Cucurbit Genetics Cooperative Report 17:97-100 (article 29) 1994
The Crossability of Cucumis melo and C. metuliferus, an Investigation of In Vivo Pollen Tube Growth
A. Beharav and Y. Cohen
Bar-Ilan University, Dept. of Life Sciences, Ramat Gan 52900, ISRAEL
For many years viral disease in muskmelon (Cucumis melo) (2n=24) has not been of great concern to seedmen and growers (8). The development of resistant cultivars can eliminate the disease. Various accessions of Cucumis metuliferus (African horned cucumber) (2n=24) contain genes for some desirable characters that should be valuable additions to the gene pool of the muskmelon if they could be transferred (4, 9) and literature cited therein).
Numerous attempts to cross C. metuliferus with C. melo have failed. Occasional fruit set and ovary enlargement occurred when C. metuliferus was used as the female parent, but the fruits were small, misshapen, and lacked viable seeds (2, 4). Norton and Granberry (7) reported a successful cross with C. melo as the female parent, which gave viable F1 and F2 seeds, but attempts to duplicate the original cross were unsuccessful due to embryo abortion.
The nature of cross incompatibility between C. metuliferus and C. melo is controversial. Kho et al. (6) concluded from studies on in vivo pollen tube growth that it is inhibited in the stigma or style, while Fassuliotis (4) found a partial compatibility between the species that was indicated by a very small percentage of C. metuliferus ovules being fertilized by C. melo.
This paper presents observations on pollen tube growth in C. melo and C. metuliferus flowers after pollination within each of the species, and after cross-pollinations of the reciprocal crosses of the two species. The identification of the barriers to hybridization of those species led to attempts to develop procedures that would overcome the incompatibility.
C. melo ('Gylan' Genoecious E6/10) and C. metuliferus ('Italia') were grown in the field and female flowers were hand-pollinated on June 20th with male flowers of C. melo line PI124111F or C. metuliferus ('Italia'). Temperatures ranged from 18
˚ CD. Standard pollination procedures for Cucumis were used with special precautions to avoid contamination by pollen from foreign sources.
The fluorescence microscope procedure, as described by Kho and Baer (5) and modified by Tomer and Gottreich (10), was used to observe pollen tube growth.
Flowers were collected 0.5, 5.5, 24 and 48 hr after pollination and immediately fixed in AA (water 4, absolute alcohol 3, acetic acid 1). The flowers were washed in water and sectioned freehand longitudinally and transversely. Each section was softened in 8N NaOH for 1 hr, washed with water and stained for 5 min with 0.1% aniline blue w.s. dissolved in 0.1 M K3PO4. The stained tissues were then placed on a slide in glycerine and gently squashed by applying pressure on the cover slip. Observations were made at 390 (excitation) - 420 (emission) nm by use of Ft425 and LP450 filters. Photomigraphs were taken on Kodak film.

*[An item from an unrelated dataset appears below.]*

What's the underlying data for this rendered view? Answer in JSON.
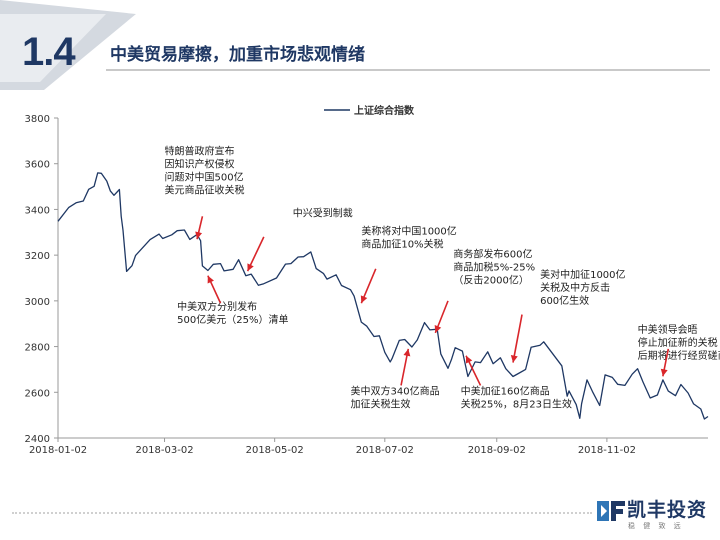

The stigma of each of the two species was receptive to its own and to the foreign pollen. the pollen of both species germinated within 30 min after application to the stigma (Fig. 1a, b).
Pollen germination after cross-pollination of the reciprocal crosses between species was comparable to that of a self or cross-pollination within species, but the pollen tube grow more slowly. It already showed after 30 min (Fig. 2a, b) and was very recognizable after 5.5 hr (Fig. 2c). Pollen tubes of C. melo PI 124111F reached the style of 'Gylan' E6/10 within 5.5 hr (Fig. 1c). By the 24th hr after pollination, they had entered the ovarian cavity (Fig. 1d) and fertilization took place within 48 hr, the epical end of the tube contained a highly fluorescent elongated callose plug within the ovules (Fig. 1e).
When C. melo was treated with C. metuliferus pollen, the pollen tubes were mostly arrested in the stigma or in the upper style (Fig. 2d). The pictures of arrested pollen tube growth (Fig. 2c, d) are similar to what is usually found as a result of incompatibility, namely thick (er) tubes, fully filled with callose (5,6). Thickened ends, bifurcated tubes and other deformations are sometimes found, in no particular combination. In contrast, the normally-growing tubes are slender, with dots of callose spread along the length of tubes (Fig. 1c, d).
We anticipate that using special pollination techniques such as irradiated mentor pollen (1,3), benzyladerine (1) and bud pollination, will be necessary to overcome the prefertilization barrier between the two species.